После этих слов Сократа наступило долгое молчание. Видно было, что и сам он размышляет над только что сказанным, и большинство из нас тоже. Потом Кебет и Симмий о чем-то коротко перемолвились друг с другом. Сократ приметил это и спрoсил:

Что такое? Вы, верно, считаете, что сказанного недостаточно? Да, правда, остается еще немало сомнительных и слабых мест, если просмотреть все от начала до конца с нужным вниманием. Конечно, если у вас на уме что-нибудь другое, я молчу. Но если вы в затруднении из-за этого, не стесняйтесь, откройте свои соображения, если они кажутся вам более убедительными, наконец, примите в свой разговор и меня, если находите, что с моею помощью дело пойдет лучше.

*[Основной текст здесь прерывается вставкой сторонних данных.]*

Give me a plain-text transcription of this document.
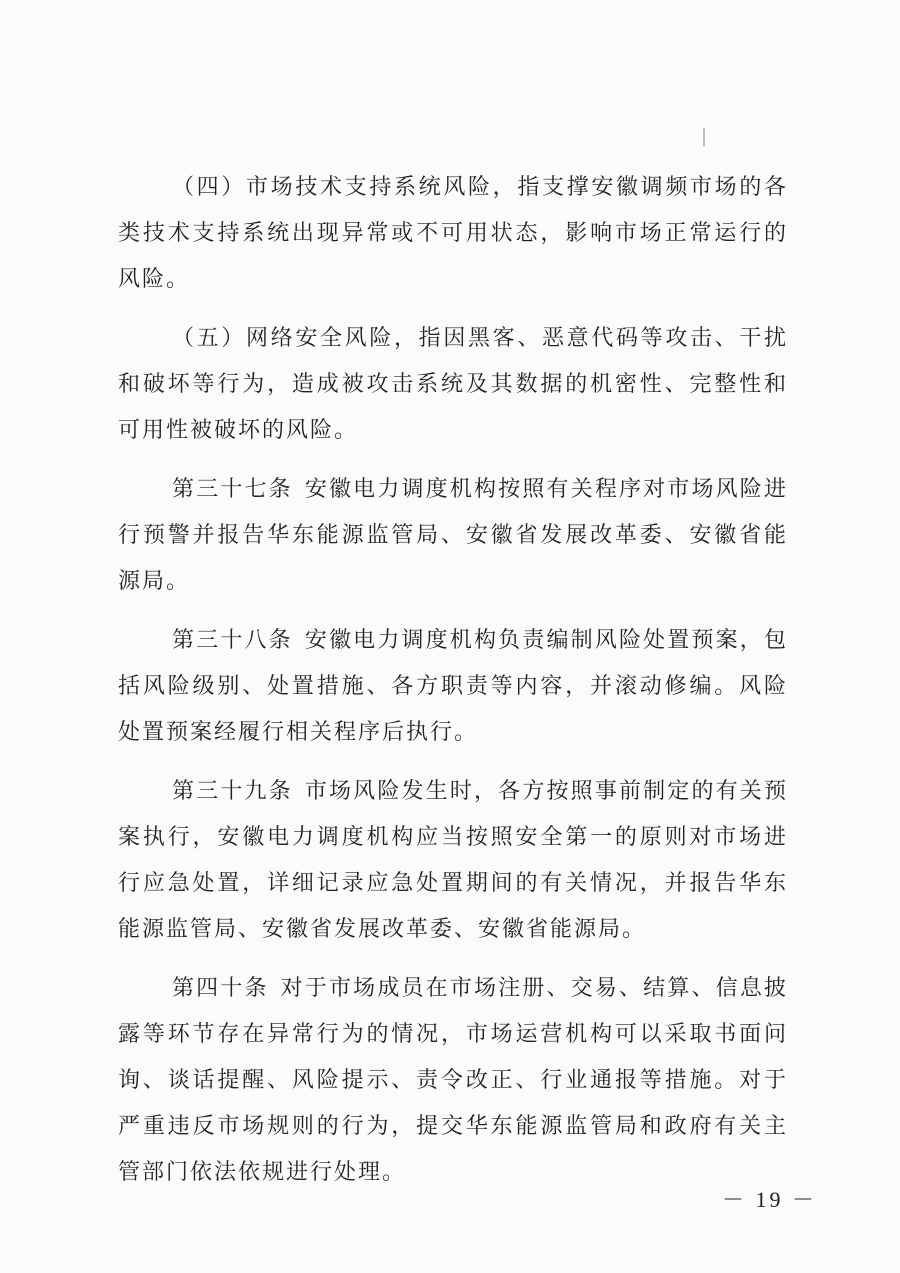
（四）市场技术支持系统风险，指支撑安徽调频市场的各类技术支持系统出现异常或不可用状态，影响市场正常运行的风险。

（五）网络安全风险，指因黑客、恶意代码等攻击、干扰和破坏等行为，造成被攻击系统及其数据的机密性、完整性和可用性被破坏的风险。

第三十七条 安徽电力调度机构按照有关程序对市场风险进行预警并报告华东能源监管局、安徽省发展改革委、安徽省能源局。

第三十八条 安徽电力调度机构负责编制风险处置预案，包括风险级别、处置措施、各方职责等内容，并滚动修编。风险处置预案经履行相关程序后执行。

第三十九条 市场风险发生时，各方按照事前制定的有关预案执行，安徽电力调度机构应当按照安全第一的原则对市场进行应急处置，详细记录应急处置期间的有关情况，并报告华东能源监管局、安徽省发展改革委、安徽省能源局。

第四十条 对于市场成员在市场注册、交易、结算、信息披露等环节存在异常行为的情况，市场运营机构可以采取书面问询、谈话提醒、风险提示、责令改正、行业通报等措施。对于严重违反市场规则的行为，提交华东能源监管局和政府有关主管部门依法依规进行处理。

－ 19 －
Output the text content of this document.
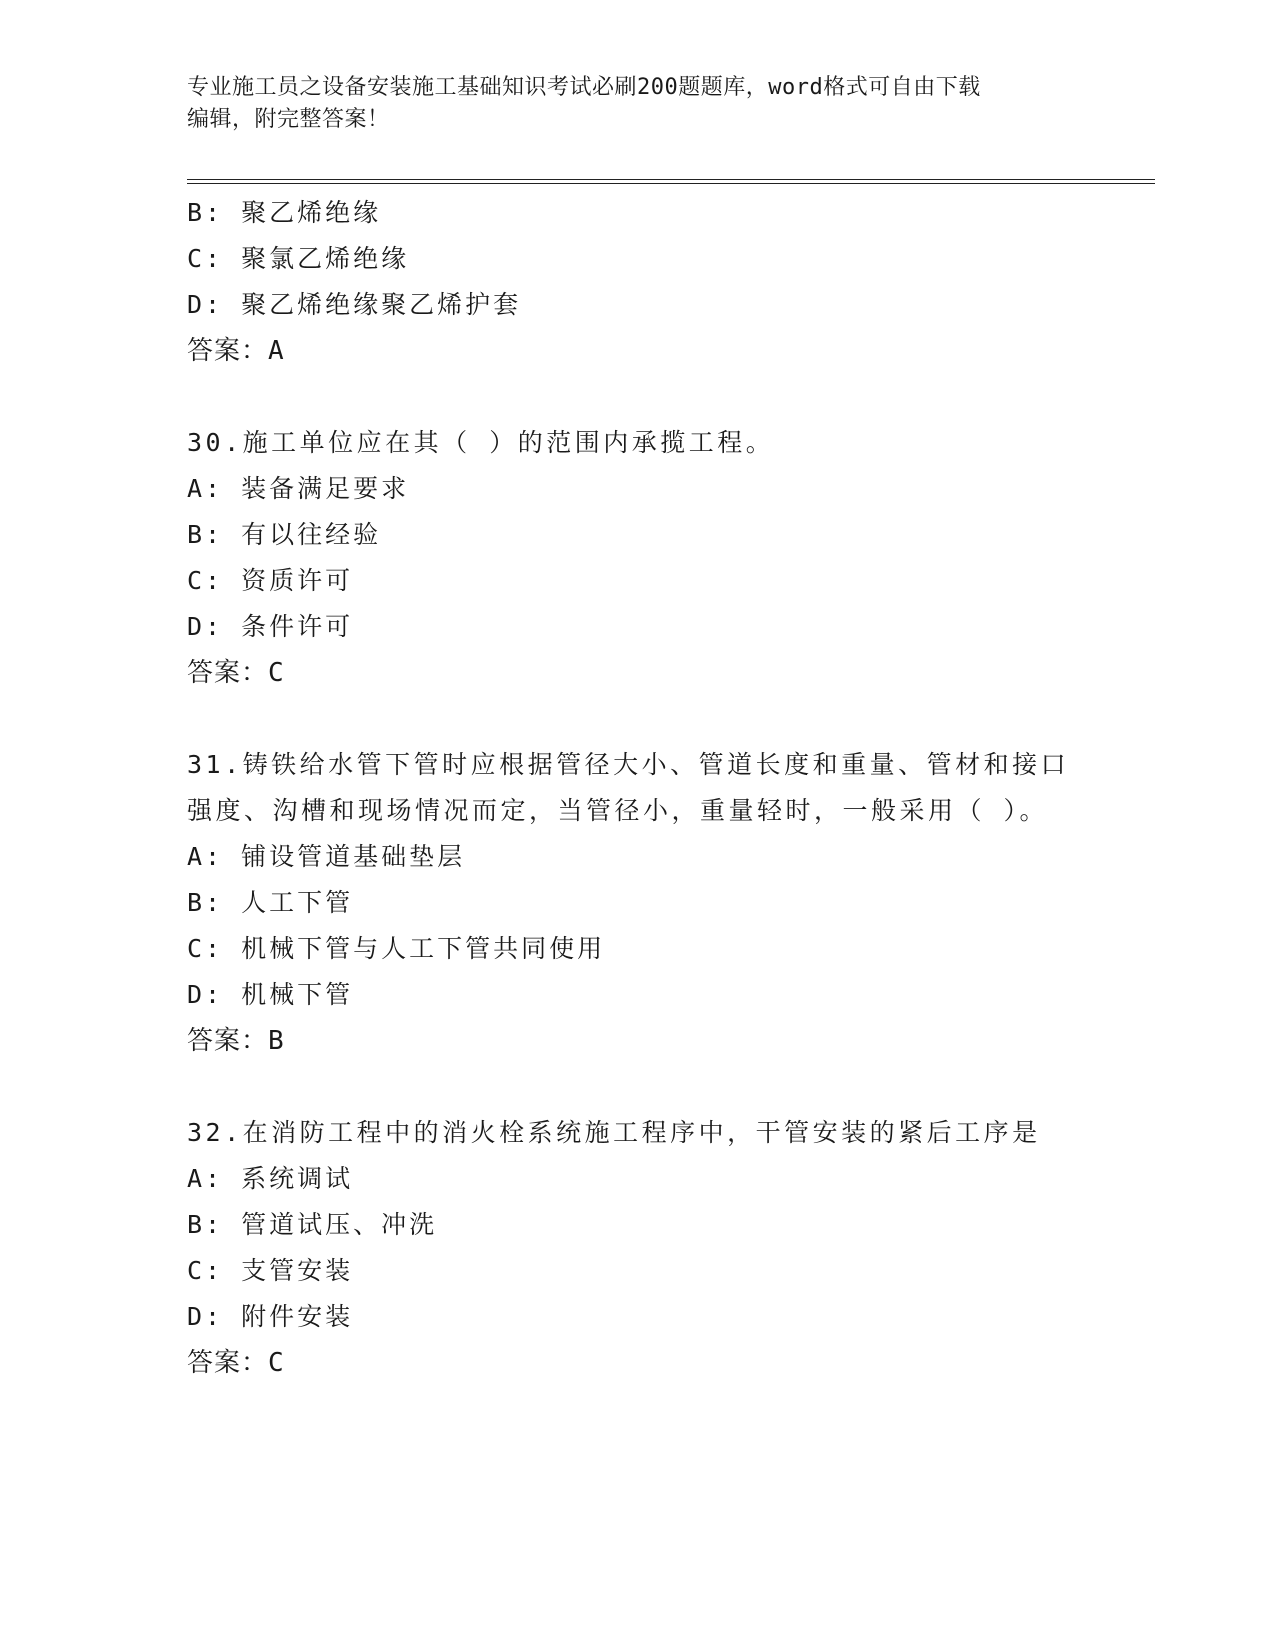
专业施工员之设备安装施工基础知识考试必刷200题题库，word格式可自由下载
编辑，附完整答案！
B: 聚乙烯绝缘
C: 聚氯乙烯绝缘
D: 聚乙烯绝缘聚乙烯护套
答案：A
30.施工单位应在其（ ）的范围内承揽工程。
A: 装备满足要求
B: 有以往经验
C: 资质许可
D: 条件许可
答案：C
31.铸铁给水管下管时应根据管径大小、管道长度和重量、管材和接口强度、沟槽和现场情况而定，当管径小，重量轻时，一般采用（ ）。
A: 铺设管道基础垫层
B: 人工下管
C: 机械下管与人工下管共同使用
D: 机械下管
答案：B
32.在消防工程中的消火栓系统施工程序中，干管安装的紧后工序是
A: 系统调试
B: 管道试压、冲洗
C: 支管安装
D: 附件安装
答案：C
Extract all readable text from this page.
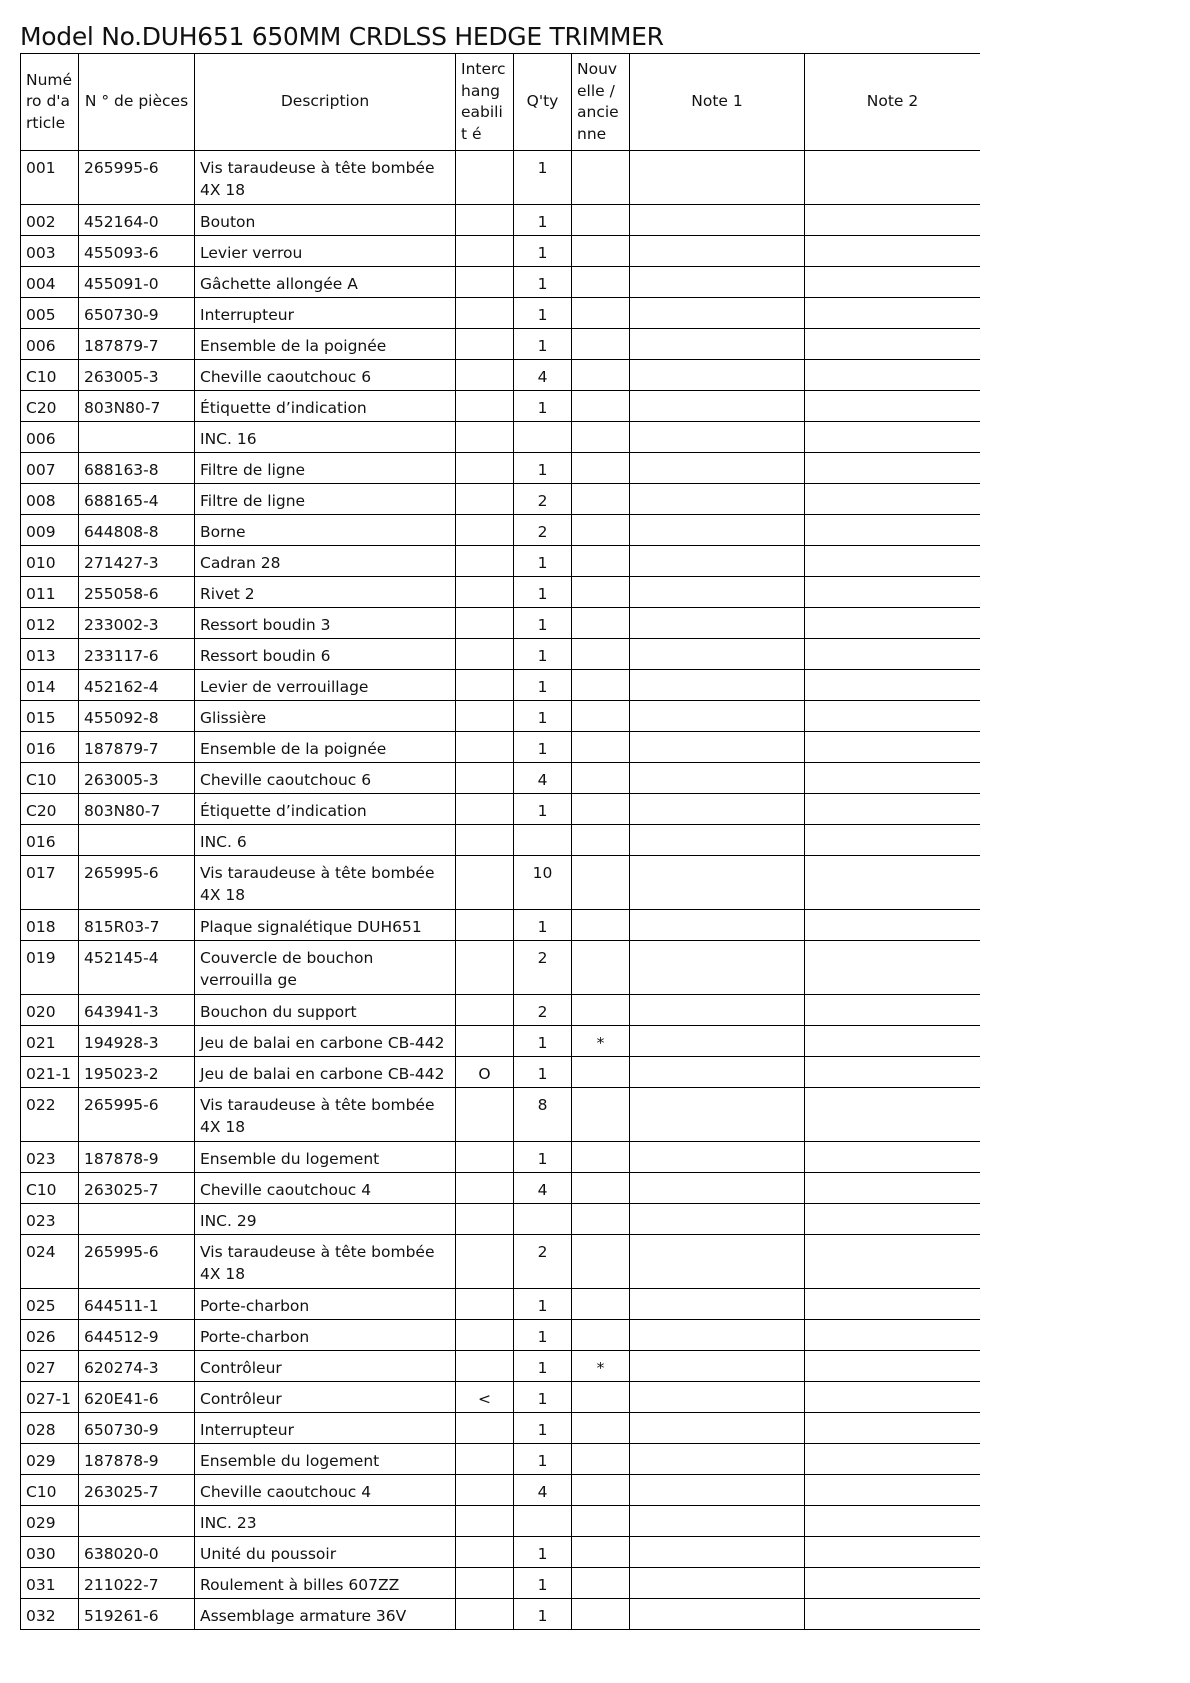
Model No.DUH651 650MM CRDLSS HEDGE TRIMMER
Numé ro d'a rticle	N ° de pièces	Description	Interc hang eabilit é	Q'ty	Nouv elle / ancie nne	Note 1	Note 2
001	265995-6	Vis taraudeuse à tête bombée 4X 18		1			
002	452164-0	Bouton		1			
003	455093-6	Levier verrou		1			
004	455091-0	Gâchette allongée A		1			
005	650730-9	Interrupteur		1			
006	187879-7	Ensemble de la poignée		1			
C10	263005-3	Cheville caoutchouc 6		4			
C20	803N80-7	Étiquette d’indication		1			
006		INC. 16					
007	688163-8	Filtre de ligne		1			
008	688165-4	Filtre de ligne		2			
009	644808-8	Borne		2			
010	271427-3	Cadran 28		1			
011	255058-6	Rivet 2		1			
012	233002-3	Ressort boudin 3		1			
013	233117-6	Ressort boudin 6		1			
014	452162-4	Levier de verrouillage		1			
015	455092-8	Glissière		1			
016	187879-7	Ensemble de la poignée		1			
C10	263005-3	Cheville caoutchouc 6		4			
C20	803N80-7	Étiquette d’indication		1			
016		INC. 6					
017	265995-6	Vis taraudeuse à tête bombée 4X 18		10			
018	815R03-7	Plaque signalétique DUH651		1			
019	452145-4	Couvercle de bouchon verrouilla ge		2			
020	643941-3	Bouchon du support		2			
021	194928-3	Jeu de balai en carbone CB-442		1	*		
021-1	195023-2	Jeu de balai en carbone CB-442	O	1			
022	265995-6	Vis taraudeuse à tête bombée 4X 18		8			
023	187878-9	Ensemble du logement		1			
C10	263025-7	Cheville caoutchouc 4		4			
023		INC. 29					
024	265995-6	Vis taraudeuse à tête bombée 4X 18		2			
025	644511-1	Porte-charbon		1			
026	644512-9	Porte-charbon		1			
027	620274-3	Contrôleur		1	*		
027-1	620E41-6	Contrôleur	<	1			
028	650730-9	Interrupteur		1			
029	187878-9	Ensemble du logement		1			
C10	263025-7	Cheville caoutchouc 4		4			
029		INC. 23					
030	638020-0	Unité du poussoir		1			
031	211022-7	Roulement à billes 607ZZ		1			
032	519261-6	Assemblage armature 36V		1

На это Симмий отозвался так:

Я скажу тебе, Сократ, все как есть. Мы уже давно оба в смущении и все только подталкиваем друг друга, чтобы тебя спросить, потому что очень хотим услышать, что ты ответишь, да боимся причинить тебе огорчение - как бы наши вопросы не были тебе в тягость из-за нынешней беды.

Платон. Федон // Сочинения.

В 3 т. М., 1970. Т.2. С.48-51.

ФЕДР

... Человек должен постигать (ее) в соответствии с идеей, исходящей от многих чувственных восприятий, но сводимой рассудком воедино. А это есть припоминание того, что некогда видела наша душа, когда она сопутствовала богу, свысока глядела на то, что мы теперь называем бытием, и поднималась до подлинного бытия. Поэтому по справедливости окрыляется только разум философа: у него всегда по мере его сил память обращена на то, чем божественен бог. Только человек, правильно пользующийся такими воспоминаниями, всегда посвящаемый в совершенные таинства, становится подлинно совершенным.

Платон. Федр // Сочинения.

В 3 т. М., 1970. С.185.

ГОСУДАРСТВО

Тебе легче будет понять, если, сперва, я скажу вот что: я думаю, ты знаешь, что те, кто занимается геометрией, счетом и тому подобным, предполагают в любом своем исследовании, будто им известно, что такое чет и нечет, фигуры, три вида углов и прочее в том же роде. Это они принимают за исходные положения и не считают нужным отдавать в них отчет ни себе, ни другим, словно это всякому и без того ясно. Исходя из этих положений, они разбирают уже все остальное и последовательно доводят до конца то, что было предметом их рассмотрения.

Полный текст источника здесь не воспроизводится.